Suara langkah sepatu hak tinggi bergesek di atas lantai marmer memecah lamunannya. Kirana berdiri di ambang pintu kaca, mengenakan gaun malam satin berwarna zamrud yang memeluk tubuhnya dengan elegan. Senyumnya manis, tetapi di balik mata indahnya tersimpan ambisi yang sama tajamnya dengan milik Tanuwidjaja.

"Tidak ada," jawab Bara cepat, menyembunyikan layar ponselnya. "Hanya urusan kantor lama yang belum selesai."

Kirana mendekat, berdiri di samping Bara sambil menatap kilauan lampu kota di kejauhan. "Kantor tidak akan pernah selesai, Bara. Kau tahu itu. Sama seperti persiapan pernikahan kita. Omong-omong, ayahku bilang undangan fisik sudah dicetak. Sebanyak lima ribu eksemplar dengan tinta emas asli."

"Tentu saja," balas Bara datar. "Pernikahan bisnis terbesar tahun ini tidak boleh terlihat murahan."

Kirana menoleh, menatap Bara dengan tatapan menyelidik. "Kau terdengar sinis. Apakah karena perjodohan ini, atau karena kau memang tidak pernah peduli pada apa pun selain kebebasan semu di kepalamu?"

"Kirana, kita berdua tahu pernikahan ini bukan tentang perasaan," ucap Bara tanpa keraguan. "Ini adalah merger dua entitas bisnis. Kau mendapatkan perluasan pengaruh media untuk jaringan perusahaan keluargamu, dan aku mendapatkan restu mutlak untuk menduduki kursi CEO."

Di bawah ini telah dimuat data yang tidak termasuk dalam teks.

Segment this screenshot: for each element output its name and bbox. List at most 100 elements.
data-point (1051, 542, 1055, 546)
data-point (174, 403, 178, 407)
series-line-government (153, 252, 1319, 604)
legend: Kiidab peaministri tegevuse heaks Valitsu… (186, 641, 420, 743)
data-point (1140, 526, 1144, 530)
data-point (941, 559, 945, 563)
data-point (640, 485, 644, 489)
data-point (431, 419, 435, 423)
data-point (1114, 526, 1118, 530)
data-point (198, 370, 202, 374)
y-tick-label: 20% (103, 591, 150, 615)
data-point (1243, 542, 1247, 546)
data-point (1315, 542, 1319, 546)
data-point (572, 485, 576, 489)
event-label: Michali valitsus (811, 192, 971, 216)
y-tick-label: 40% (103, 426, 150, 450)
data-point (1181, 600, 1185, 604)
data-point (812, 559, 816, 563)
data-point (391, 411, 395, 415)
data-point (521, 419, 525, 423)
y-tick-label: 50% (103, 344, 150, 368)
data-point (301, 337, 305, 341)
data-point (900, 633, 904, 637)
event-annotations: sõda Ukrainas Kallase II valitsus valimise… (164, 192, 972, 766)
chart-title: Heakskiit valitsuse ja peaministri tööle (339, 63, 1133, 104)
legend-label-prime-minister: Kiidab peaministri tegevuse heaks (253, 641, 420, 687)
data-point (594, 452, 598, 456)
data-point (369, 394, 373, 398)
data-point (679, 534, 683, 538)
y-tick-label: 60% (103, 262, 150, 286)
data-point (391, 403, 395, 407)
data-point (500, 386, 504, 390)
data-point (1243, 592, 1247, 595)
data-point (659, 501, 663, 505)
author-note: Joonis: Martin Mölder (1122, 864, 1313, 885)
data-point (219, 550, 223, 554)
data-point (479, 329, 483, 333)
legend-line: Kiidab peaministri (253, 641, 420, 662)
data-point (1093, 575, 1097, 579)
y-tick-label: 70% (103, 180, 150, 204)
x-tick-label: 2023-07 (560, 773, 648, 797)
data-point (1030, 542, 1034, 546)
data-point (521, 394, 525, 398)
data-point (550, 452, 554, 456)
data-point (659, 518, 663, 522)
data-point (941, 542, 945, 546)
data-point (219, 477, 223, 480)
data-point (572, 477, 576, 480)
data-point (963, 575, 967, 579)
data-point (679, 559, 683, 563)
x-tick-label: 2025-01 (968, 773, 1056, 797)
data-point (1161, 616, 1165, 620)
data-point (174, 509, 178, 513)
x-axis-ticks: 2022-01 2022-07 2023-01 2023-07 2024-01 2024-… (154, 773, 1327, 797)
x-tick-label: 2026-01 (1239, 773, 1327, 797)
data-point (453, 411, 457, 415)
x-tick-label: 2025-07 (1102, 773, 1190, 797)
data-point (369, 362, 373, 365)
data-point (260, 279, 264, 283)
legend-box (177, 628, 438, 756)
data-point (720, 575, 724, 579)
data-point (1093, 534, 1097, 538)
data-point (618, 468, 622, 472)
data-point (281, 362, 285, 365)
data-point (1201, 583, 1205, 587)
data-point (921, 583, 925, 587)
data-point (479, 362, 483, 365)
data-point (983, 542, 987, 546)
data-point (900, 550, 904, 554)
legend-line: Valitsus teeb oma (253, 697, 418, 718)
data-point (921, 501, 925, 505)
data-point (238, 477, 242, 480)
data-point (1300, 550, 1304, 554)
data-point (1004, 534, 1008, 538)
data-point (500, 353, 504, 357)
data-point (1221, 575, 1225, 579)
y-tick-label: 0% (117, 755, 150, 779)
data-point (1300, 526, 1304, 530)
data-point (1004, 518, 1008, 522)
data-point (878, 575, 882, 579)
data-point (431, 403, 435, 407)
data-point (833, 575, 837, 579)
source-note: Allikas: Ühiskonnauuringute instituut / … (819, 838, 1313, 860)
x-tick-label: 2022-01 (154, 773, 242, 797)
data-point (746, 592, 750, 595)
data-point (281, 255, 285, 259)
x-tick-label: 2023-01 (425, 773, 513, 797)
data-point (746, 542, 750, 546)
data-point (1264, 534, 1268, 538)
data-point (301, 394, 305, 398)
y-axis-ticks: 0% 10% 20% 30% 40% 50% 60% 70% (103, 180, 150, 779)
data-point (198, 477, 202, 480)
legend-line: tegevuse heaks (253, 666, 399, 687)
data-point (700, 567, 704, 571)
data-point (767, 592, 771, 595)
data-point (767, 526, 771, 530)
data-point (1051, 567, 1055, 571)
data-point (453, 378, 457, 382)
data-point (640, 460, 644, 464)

"Dan jika aku bilang aku ingin lebih dari sekadar merger?" tanya Kirana pelan, suaranya hampir tenggelam oleh desau angin malam.

Bara menatap wanita itu sesaat. Sebelum ia sempat merangkai jawaban, ponselnya kembali bergetar. Pesan kedua masuk, kali ini jauh lebih spesifik dan mengancam.

❖ ❖ ❖

Malam semakin larut ketika rumah besar Adhiguna jatuh dalam keheningan total. Lampu-lampu koridor diredupkan menjadi 20 persen, menyisakan pencahayaan temaram yang memperpanjang bayangan pilar-pilar marmer. Bara berjalan mengendap-endap di lantai tiga, area privat yang jarang dikunjungi siapa pun kecuali Tanuwidjaja dan kepala pelayan senior.

Langkah kakinya tanpa suara di atas karpet tebal berbulu domba impor. Di ujung koridor selatan, tersembunyi di balik lukisan cat minyak besar era kolonial, terdapat brankas dinding rahasia milik sang ayah. Bara mengingat kombinasi angka itu dengan sempurna—kombinasi yang pernah ia lihat secara tidak sengaja sewaktu kecil.

Kring... klak.

Pintu baja tebal itu terbuka, mengeluarkan desis angin hampa udara. Di dalamnya tersimpan setumpuk dokumen kertas berlabel rahasia merah. Bara menarik berkas logistik Surabaya yang dimaksud. Tangannya sedikit bergetar ketika ia membuka lembar demi lembar, membandingkan angka-angka digital yang ia terima di kantor dengan dokumen asli yang ditandatangani oleh tangan Tanuwidjaja sendiri.

"Kau sedang mencari apa, Bara?"

Suara berat yang bergema di balik punggungnya membuat darah Bara mendesir dingin.